Essentially, the churn of workers that drives reallocation from less productive to more productive firms grinds to a halt. Big, unproductive firms hog resources and meander along, while productive start-ups never get off the ground.
That's not yet the situation in Australia, where more than half of the workforce have been with the same employer for fewer than five years. But the Albanese government's industrial relations reforms have been systematically tightening the margins on which labour adjusts.
Casual conversion is now employee-initiated. Labour hire must be paid the same as direct employees. Fixed-term contracts are capped. Gig workers get unfair dismissal protections. The "right to disconnect" adds compliance overhead. Each reform individually might seem modest, but collectively they're making Australia's labour market more like its housing market.

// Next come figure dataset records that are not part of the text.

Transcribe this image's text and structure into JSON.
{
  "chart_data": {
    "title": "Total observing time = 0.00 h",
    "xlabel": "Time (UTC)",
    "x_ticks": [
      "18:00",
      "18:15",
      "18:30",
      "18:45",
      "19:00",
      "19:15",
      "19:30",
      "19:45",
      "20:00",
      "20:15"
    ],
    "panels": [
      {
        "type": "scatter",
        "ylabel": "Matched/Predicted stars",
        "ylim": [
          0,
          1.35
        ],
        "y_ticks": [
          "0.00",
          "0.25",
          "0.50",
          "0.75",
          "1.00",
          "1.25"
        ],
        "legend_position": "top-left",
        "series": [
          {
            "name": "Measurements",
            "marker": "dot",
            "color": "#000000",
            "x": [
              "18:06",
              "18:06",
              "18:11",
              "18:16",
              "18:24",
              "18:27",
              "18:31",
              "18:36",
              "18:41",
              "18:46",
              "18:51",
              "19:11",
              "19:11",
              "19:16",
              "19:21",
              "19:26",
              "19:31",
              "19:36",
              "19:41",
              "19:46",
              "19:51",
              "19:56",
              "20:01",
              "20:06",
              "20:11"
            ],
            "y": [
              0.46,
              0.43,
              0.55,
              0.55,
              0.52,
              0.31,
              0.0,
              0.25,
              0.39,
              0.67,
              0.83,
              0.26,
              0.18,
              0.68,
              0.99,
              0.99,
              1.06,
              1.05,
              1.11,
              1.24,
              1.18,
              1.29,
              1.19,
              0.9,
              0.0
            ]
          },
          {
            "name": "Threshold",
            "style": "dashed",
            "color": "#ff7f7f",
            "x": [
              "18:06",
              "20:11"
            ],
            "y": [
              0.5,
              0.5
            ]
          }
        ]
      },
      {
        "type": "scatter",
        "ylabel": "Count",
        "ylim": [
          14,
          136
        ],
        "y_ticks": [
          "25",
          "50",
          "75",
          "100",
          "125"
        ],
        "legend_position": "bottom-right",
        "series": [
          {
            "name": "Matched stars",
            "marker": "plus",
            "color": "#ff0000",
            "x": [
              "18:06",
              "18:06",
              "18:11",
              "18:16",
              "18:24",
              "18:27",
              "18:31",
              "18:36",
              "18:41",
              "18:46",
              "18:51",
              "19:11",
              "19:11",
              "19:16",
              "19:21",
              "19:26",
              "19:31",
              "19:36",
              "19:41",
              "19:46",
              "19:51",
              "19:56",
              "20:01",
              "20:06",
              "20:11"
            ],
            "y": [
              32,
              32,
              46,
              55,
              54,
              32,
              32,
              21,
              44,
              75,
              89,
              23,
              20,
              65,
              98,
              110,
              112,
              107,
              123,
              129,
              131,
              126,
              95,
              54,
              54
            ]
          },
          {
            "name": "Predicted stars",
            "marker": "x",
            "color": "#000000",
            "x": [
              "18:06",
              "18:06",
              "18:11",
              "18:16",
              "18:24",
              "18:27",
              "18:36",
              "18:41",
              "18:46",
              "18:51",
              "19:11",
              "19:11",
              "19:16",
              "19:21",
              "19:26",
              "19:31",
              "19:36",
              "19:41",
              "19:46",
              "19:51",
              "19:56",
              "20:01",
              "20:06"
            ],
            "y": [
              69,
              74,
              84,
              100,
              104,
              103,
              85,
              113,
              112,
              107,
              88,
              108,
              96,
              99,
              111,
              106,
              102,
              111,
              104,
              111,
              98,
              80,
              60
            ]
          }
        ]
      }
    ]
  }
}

The last successful liberalisation of Australia's labour market was more than 30 years ago under a Labor government (Keating), and the last attempt under the Coalition was so politically catastrophic that they're unlikely to touch it again. So slowly but surely, the productive market sectors of Australia's economy have started to mirror the unproductive government-aligned sectors, where similar rules have been in place for many decades.
But you wouldn't know it from the headline numbers, because Australia's terms of trade have remained historically elevated the entire time. Basically, commodity prices are doing an enormous amount of work masking the underlying rot.

The real danger for Australia is when the commodity luck runs out. When the terms of trade normalises, firms locked into rigid employment relationships won't be able to adjust as easily as they might have hoped. Workers trapped in low-productivity sectors won't reallocate to higher-productivity ones. And the uncertainty created by the regime itself will suppress hiring even before the downturn arrives, as it does in Europe.
You can't un-build a house. Increasingly, you can't un-hire an Australian worker, either.